The measure strengthens rehabilitation programming in federal prisons, so that inmates are better prepared to be productive and law-abiding citizens upon release. It reduces some mandatory minimum sentences and prohibits the shackling of mothers in prison during childbirth. It also improves access by faith-based organizations and volunteers to serve inside federal prisons.
The reauthorization of the Second Chance Act, a law that provides funding and support for programs that help returning citizens reintegrate into society, is also included in the First Step Act. Congress designated April as Second Chance Month, and the NAE encourages its members to sponsor or join activities in April that bring attention to opportunities for ministries with ex-offenders.
The First Step Act applies only to the federal prison system.

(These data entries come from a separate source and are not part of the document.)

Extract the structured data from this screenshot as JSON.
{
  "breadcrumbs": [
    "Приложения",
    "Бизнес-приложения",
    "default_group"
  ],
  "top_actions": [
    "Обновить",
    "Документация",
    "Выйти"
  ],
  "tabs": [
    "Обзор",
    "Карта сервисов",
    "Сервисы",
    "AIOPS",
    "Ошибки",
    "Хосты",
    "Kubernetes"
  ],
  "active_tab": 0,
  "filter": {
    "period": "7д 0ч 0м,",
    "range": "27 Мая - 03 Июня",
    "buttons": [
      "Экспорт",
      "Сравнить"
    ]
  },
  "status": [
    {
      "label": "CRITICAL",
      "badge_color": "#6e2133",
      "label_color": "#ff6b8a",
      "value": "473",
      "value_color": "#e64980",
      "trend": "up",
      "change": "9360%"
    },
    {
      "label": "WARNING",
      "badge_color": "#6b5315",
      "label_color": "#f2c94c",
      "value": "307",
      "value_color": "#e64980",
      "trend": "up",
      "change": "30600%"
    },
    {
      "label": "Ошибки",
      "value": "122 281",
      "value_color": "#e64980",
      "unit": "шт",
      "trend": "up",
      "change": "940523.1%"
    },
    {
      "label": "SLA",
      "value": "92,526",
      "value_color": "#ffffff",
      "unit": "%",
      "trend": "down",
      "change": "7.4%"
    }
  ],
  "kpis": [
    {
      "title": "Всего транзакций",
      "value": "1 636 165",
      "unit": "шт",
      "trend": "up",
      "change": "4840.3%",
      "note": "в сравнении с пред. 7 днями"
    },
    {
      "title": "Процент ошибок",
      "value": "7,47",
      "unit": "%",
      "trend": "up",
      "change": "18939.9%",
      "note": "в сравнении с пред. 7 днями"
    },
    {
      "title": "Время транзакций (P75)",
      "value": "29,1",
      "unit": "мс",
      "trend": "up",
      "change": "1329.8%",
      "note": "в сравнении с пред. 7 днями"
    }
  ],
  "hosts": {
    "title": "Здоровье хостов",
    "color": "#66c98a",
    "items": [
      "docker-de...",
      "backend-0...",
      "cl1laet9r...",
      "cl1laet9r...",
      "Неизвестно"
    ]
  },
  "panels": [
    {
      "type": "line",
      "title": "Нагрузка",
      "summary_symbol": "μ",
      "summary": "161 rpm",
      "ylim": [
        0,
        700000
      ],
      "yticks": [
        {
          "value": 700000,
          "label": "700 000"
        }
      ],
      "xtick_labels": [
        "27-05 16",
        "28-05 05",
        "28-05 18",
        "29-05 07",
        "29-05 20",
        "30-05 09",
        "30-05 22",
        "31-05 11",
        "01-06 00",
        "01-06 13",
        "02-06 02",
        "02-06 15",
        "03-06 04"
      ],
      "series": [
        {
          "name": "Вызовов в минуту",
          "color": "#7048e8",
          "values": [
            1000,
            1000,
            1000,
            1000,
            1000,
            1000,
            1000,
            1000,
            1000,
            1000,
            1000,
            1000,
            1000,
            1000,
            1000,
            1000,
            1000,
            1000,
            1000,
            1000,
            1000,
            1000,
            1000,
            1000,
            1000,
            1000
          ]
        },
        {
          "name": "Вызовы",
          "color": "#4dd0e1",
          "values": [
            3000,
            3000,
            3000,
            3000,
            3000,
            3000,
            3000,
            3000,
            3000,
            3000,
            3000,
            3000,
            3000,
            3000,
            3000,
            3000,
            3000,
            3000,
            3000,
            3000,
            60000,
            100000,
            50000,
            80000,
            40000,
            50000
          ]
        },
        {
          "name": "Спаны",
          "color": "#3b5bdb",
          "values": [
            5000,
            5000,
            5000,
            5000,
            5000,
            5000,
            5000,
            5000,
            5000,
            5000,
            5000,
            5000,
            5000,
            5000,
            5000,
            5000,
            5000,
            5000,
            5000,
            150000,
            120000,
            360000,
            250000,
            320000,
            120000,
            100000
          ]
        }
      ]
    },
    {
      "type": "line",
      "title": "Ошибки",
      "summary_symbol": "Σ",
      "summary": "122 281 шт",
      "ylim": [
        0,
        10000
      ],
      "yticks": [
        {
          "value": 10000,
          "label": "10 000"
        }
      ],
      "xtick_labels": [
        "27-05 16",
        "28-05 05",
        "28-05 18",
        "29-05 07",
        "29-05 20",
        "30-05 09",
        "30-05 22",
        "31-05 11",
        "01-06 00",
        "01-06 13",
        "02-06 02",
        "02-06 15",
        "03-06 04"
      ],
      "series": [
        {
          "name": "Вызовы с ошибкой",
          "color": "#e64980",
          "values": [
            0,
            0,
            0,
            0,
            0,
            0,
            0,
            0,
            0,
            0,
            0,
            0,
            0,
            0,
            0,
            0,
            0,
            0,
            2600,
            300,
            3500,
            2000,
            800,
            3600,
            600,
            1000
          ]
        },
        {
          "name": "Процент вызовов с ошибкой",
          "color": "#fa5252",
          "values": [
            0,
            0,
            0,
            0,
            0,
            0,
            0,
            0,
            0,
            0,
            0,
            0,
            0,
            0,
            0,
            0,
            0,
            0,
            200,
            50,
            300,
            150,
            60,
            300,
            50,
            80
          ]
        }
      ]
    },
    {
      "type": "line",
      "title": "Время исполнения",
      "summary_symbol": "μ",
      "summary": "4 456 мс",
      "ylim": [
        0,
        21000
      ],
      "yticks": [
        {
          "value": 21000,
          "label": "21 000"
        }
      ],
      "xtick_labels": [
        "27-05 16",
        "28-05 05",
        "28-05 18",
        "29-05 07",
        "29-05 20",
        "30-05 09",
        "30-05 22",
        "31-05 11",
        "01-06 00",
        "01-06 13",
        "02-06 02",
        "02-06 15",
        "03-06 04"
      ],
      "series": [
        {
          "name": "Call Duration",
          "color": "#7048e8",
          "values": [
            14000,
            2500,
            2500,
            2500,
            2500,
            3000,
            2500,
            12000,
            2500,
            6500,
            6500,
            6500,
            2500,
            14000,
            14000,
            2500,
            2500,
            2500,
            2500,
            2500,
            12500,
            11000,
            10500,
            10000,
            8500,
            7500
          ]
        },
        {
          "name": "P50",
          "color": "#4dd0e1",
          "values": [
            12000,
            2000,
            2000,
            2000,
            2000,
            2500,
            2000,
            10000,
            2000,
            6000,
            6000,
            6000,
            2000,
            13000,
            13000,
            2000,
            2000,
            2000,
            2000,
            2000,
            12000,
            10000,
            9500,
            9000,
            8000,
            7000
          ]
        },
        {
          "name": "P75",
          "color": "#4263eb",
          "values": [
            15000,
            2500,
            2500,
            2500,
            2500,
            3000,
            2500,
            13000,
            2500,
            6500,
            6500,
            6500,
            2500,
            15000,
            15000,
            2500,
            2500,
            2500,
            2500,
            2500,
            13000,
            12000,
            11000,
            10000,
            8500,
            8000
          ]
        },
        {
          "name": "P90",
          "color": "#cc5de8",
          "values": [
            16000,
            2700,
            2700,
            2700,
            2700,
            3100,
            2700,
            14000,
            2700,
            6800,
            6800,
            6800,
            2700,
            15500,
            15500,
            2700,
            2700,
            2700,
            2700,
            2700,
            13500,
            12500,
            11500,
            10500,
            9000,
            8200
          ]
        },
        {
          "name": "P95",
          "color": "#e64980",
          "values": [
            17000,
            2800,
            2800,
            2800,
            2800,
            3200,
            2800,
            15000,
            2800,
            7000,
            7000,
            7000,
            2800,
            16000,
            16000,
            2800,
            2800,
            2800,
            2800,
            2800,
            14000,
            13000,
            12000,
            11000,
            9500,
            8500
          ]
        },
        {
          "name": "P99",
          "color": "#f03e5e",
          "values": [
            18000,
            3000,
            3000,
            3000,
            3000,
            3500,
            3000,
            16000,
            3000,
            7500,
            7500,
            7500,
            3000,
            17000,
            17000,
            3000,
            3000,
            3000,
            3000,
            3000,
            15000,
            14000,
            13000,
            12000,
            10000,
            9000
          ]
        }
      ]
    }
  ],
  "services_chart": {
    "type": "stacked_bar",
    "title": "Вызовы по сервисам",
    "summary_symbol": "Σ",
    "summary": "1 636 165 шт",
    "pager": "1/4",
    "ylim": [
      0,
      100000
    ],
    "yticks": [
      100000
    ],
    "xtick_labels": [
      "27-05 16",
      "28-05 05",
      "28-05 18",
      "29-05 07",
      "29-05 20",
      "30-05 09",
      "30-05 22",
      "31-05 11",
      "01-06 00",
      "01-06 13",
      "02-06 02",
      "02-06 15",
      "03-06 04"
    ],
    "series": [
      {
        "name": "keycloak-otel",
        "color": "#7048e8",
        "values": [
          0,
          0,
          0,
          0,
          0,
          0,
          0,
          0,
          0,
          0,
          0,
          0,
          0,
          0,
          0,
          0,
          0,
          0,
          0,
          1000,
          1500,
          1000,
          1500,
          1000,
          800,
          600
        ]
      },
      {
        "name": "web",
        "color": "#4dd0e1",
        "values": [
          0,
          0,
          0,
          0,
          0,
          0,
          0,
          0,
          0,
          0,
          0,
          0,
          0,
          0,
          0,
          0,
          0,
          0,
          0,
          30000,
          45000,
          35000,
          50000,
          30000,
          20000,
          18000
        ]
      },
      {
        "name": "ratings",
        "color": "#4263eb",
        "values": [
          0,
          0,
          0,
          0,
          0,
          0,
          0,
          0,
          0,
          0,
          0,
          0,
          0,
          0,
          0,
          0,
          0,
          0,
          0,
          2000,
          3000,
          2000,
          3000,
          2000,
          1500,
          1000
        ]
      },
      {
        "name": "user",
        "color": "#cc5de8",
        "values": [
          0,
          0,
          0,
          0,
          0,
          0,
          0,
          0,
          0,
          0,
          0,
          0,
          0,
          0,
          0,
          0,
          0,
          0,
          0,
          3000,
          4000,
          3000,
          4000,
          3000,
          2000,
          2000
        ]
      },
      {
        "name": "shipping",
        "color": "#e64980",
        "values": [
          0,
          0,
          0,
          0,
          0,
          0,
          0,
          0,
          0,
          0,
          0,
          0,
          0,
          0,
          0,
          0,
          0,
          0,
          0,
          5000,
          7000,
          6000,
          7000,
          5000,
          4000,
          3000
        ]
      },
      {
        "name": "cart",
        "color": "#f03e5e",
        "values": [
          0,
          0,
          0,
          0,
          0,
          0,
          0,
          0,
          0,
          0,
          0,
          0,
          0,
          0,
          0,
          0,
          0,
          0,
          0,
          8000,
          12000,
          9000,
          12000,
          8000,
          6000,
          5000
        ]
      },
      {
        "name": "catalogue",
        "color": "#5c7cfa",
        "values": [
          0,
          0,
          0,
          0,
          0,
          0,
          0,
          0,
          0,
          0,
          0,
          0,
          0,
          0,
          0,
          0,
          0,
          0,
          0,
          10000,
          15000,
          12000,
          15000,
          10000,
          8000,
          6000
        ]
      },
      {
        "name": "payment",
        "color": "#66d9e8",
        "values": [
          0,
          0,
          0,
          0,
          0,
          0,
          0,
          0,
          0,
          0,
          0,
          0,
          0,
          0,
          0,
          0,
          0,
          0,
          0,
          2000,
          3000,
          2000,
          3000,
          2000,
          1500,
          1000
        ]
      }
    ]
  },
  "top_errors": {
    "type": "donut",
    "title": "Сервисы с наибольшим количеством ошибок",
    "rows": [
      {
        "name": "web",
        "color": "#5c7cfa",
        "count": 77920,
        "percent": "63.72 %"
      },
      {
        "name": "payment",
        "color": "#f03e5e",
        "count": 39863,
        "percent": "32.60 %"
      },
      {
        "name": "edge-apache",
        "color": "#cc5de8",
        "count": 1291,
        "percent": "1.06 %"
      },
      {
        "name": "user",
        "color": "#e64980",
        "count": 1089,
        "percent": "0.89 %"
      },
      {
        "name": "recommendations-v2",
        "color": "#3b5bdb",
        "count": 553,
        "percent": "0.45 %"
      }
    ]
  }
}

While some states have implemented similar reforms, many lag behind. Carey said, “While the First Step Act is an encouraging start to criminal justice reform, much more remains to be done to achieve policies that deter crime, keep communities safe, assist victims and rehabilitate offenders. We look forward to working with Congress and with others to continue improving our criminal justice system.”
The NAE has worked closely with Prison Fellowship and other ministries to build support for prison ministry and criminal justice reform. In 2017 we jointly issued the Justice Declaration, a statement of principles to guide criminal justice policy and programs. The NAE also has several resolutions on prison reform including Sentencing Reform 1983 and The Church’s Responsibility to Prisoners 1997.